4. Der Termin zur mündlichen Verhandlung vom 10.12.2019, 15:00 Uhr wird aufgehoben.

 

Gründe

Der Senat beabsichtigt, die zulässige Berufung nach § 522 Abs. 2 ZPO ohne mündliche Verhandlung durch - einstimmig gefassten - Beschluss zurückzuweisen. Die zulässige Berufung der Klägerin zu 1 und des Klägers zu 2 bietet in der Sache offensichtlich keine Aussicht auf Erfolg. Die Rechtssache hat auch weder grundsätzliche Bedeutung noch erfordert die Fortbildung des Rechts oder die Sicherung einer einheitlichen Rechtsprechung eine Entscheidung des Berufungsgerichts durch Urteil. Auch andere Gründe gebieten eine mündliche Verhandlung nicht. Das Landgericht hat mit zutreffenden Erwägungen den geltend gemachten Unterlassungsanspruch gem. §§ 823 Abs. 1,2, 1004 Abs. 1 S. 2 BGB i.V.m. §§ 186, 187 StGB verneint.
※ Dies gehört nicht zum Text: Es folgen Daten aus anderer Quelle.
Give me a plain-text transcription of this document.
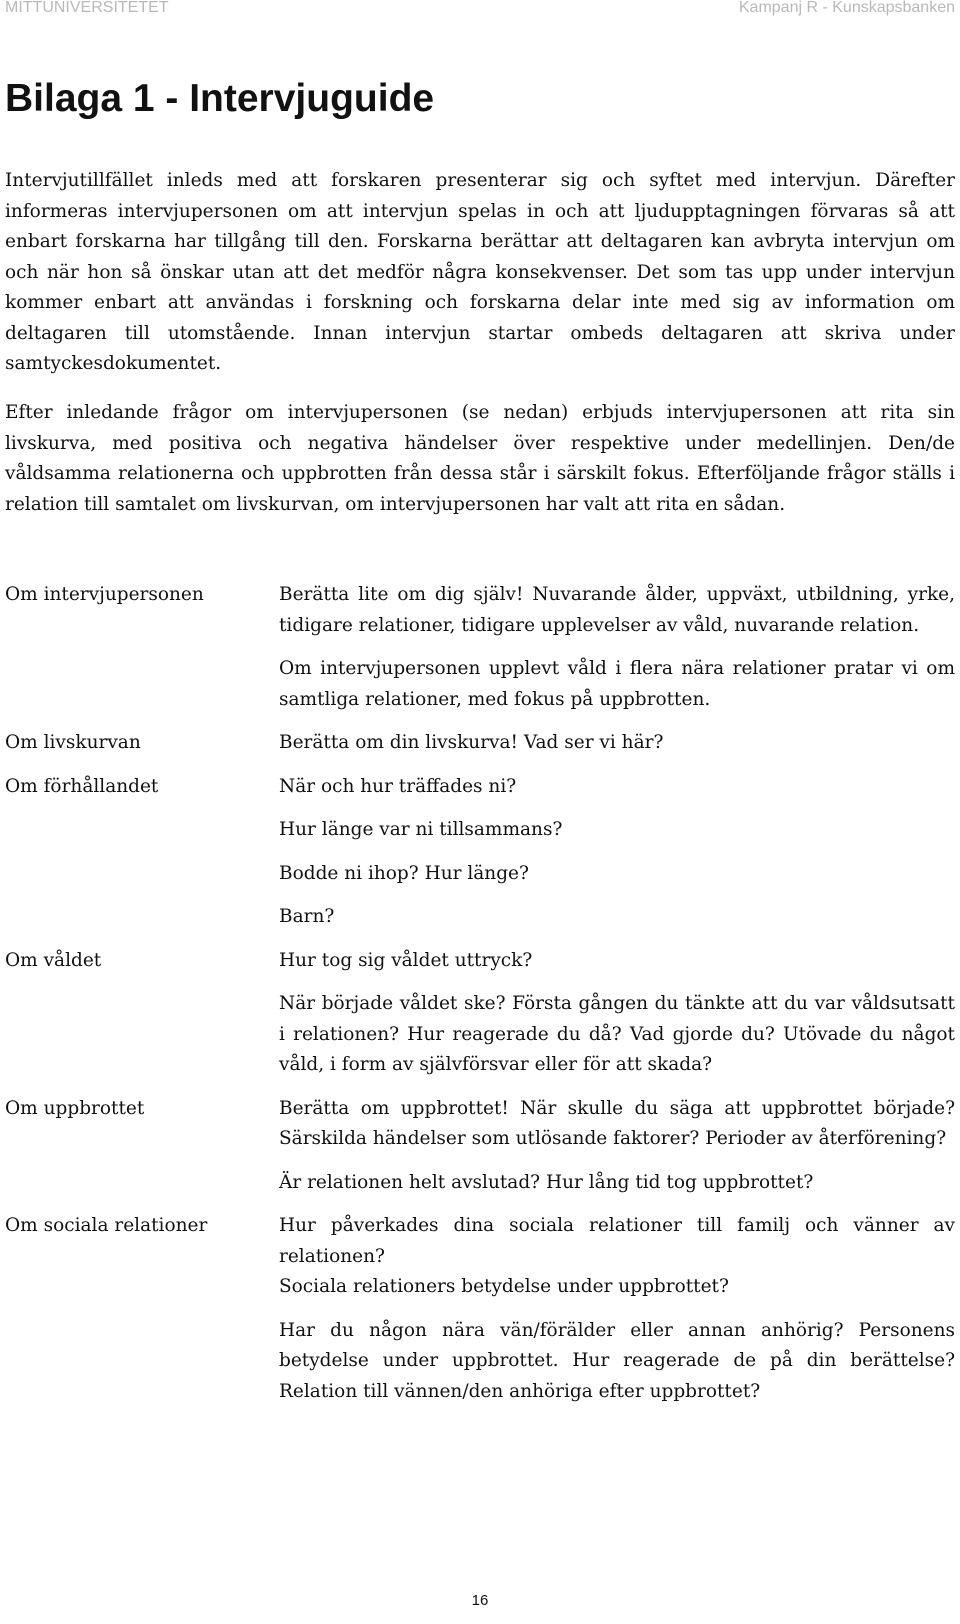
MITTUNIVERSITETET	Kampanj R - Kunskapsbanken
Bilaga 1 - Intervjuguide

Intervjutillfället inleds med att forskaren presenterar sig och syftet med intervjun. Därefter informeras intervjupersonen om att intervjun spelas in och att ljudupptagningen förvaras så att enbart forskarna har tillgång till den. Forskarna berättar att deltagaren kan avbryta intervjun om och när hon så önskar utan att det medför några konsekvenser. Det som tas upp under intervjun kommer enbart att användas i forskning och forskarna delar inte med sig av information om deltagaren till utomstående. Innan intervjun startar ombeds deltagaren att skriva under samtyckesdokumentet.

Efter inledande frågor om intervjupersonen (se nedan) erbjuds intervjupersonen att rita sin livskurva, med positiva och negativa händelser över respektive under medellinjen. Den/de våldsamma relationerna och uppbrotten från dessa står i särskilt fokus. Efterföljande frågor ställs i relation till samtalet om livskurvan, om intervjupersonen har valt att rita en sådan.

Om intervjupersonen	Berätta lite om dig själv! Nuvarande ålder, uppväxt, utbildning, yrke, tidigare relationer, tidigare upplevelser av våld, nuvarande relation.

Om intervjupersonen upplevt våld i flera nära relationer pratar vi om samtliga relationer, med fokus på uppbrotten.

Om livskurvan	Berätta om din livskurva! Vad ser vi här?

Om förhållandet	När och hur träffades ni?

Hur länge var ni tillsammans?

Bodde ni ihop? Hur länge?

Barn?

Om våldet	Hur tog sig våldet uttryck?

När började våldet ske? Första gången du tänkte att du var våldsutsatt i relationen? Hur reagerade du då? Vad gjorde du? Utövade du något våld, i form av självförsvar eller för att skada?

Om uppbrottet	Berätta om uppbrottet! När skulle du säga att uppbrottet började? Särskilda händelser som utlösande faktorer? Perioder av återförening?

Är relationen helt avslutad? Hur lång tid tog uppbrottet?

Om sociala relationer	Hur påverkades dina sociala relationer till familj och vänner av relationen?
Sociala relationers betydelse under uppbrottet?

Har du någon nära vän/förälder eller annan anhörig? Personens betydelse under uppbrottet. Hur reagerade de på din berättelse? Relation till vännen/den anhöriga efter uppbrottet?

16
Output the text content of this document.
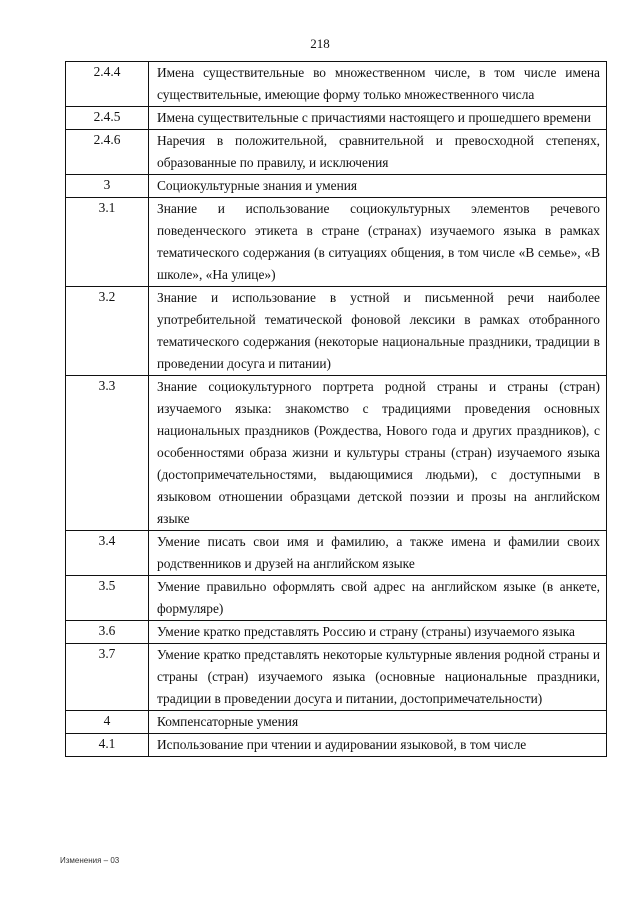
218
2.4.4	Имена существительные во множественном числе, в том числе имена существительные, имеющие форму только множественного числа
2.4.5	Имена существительные с причастиями настоящего и прошедшего времени
2.4.6	Наречия в положительной, сравнительной и превосходной степенях, образованные по правилу, и исключения
3	Социокультурные знания и умения
3.1	Знание и использование социокультурных элементов речевого поведенческого этикета в стране (странах) изучаемого языка в рамках тематического содержания (в ситуациях общения, в том числе «В семье», «В школе», «На улице»)
3.2	Знание и использование в устной и письменной речи наиболее употребительной тематической фоновой лексики в рамках отобранного тематического содержания (некоторые национальные праздники, традиции в проведении досуга и питании)
3.3	Знание социокультурного портрета родной страны и страны (стран) изучаемого языка: знакомство с традициями проведения основных национальных праздников (Рождества, Нового года и других праздников), с особенностями образа жизни и культуры страны (стран) изучаемого языка (достопримечательностями, выдающимися людьми), с доступными в языковом отношении образцами детской поэзии и прозы на английском языке
3.4	Умение писать свои имя и фамилию, а также имена и фамилии своих родственников и друзей на английском языке
3.5	Умение правильно оформлять свой адрес на английском языке (в анкете, формуляре)
3.6	Умение кратко представлять Россию и страну (страны) изучаемого языка
3.7	Умение кратко представлять некоторые культурные явления родной страны и страны (стран) изучаемого языка (основные национальные праздники, традиции в проведении досуга и питании, достопримечательности)
4	Компенсаторные умения
4.1	Использование при чтении и аудировании языковой, в том числе
Изменения – 03
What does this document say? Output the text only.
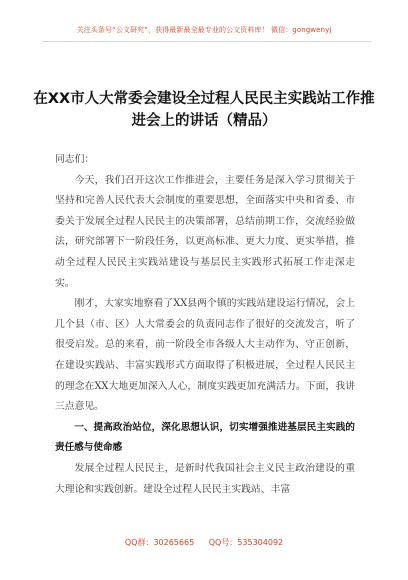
关注头条号“公文研究”，获得最新最全最专业的公文资料库！ 微信：gongwenyj
在XX市人大常委会建设全过程人民民主实践站工作推进会上的讲话（精品）

同志们：

今天，我们召开这次工作推进会，主要任务是深入学习贯彻关于坚持和完善人民代表大会制度的重要思想，全面落实中央和省委、市委关于发展全过程人民民主的决策部署，总结前期工作，交流经验做法，研究部署下一阶段任务，以更高标准、更大力度、更实举措，推动全过程人民民主实践站建设与基层民主实践形式拓展工作走深走实。

刚才，大家实地察看了XX县两个镇的实践站建设运行情况，会上几个县（市、区）人大常委会的负责同志作了很好的交流发言，听了很受启发。总的来看，前一阶段全市各级人大主动作为、守正创新，在建设实践站、丰富实践形式方面取得了积极进展，全过程人民民主的理念在XX大地更加深入人心，制度实践更加充满活力。下面，我讲三点意见。

一、提高政治站位，深化思想认识，切实增强推进基层民主实践的责任感与使命感

发展全过程人民民主，是新时代我国社会主义民主政治建设的重大理论和实践创新。建设全过程人民民主实践站、丰富

QQ群：30265665 QQ号：535304092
Auch ein Unterlassungsanspruch nach §§ 824, 1004 Abs. 1 S. 2 BGB kommt nicht in Betracht.

1. Die in der Berufungsbegründung vertretene Auffassung, die streitgegenständliche Äußerung

"Spätestens nach der jüngsten Finanzierungsrunde ist klar, dass F... nicht mehr die alleinige Kontrolle über seine Firma hat und nicht mehr freihändig Vermögenswerte zwischen A... und seinen Beteiligungsfirmen in der S... hin- und herverschieben kann."

sei keine Meinungsäußerung, sondern stelle eine unwahre Tatsachbehauptung dar, teilt der Senat nicht.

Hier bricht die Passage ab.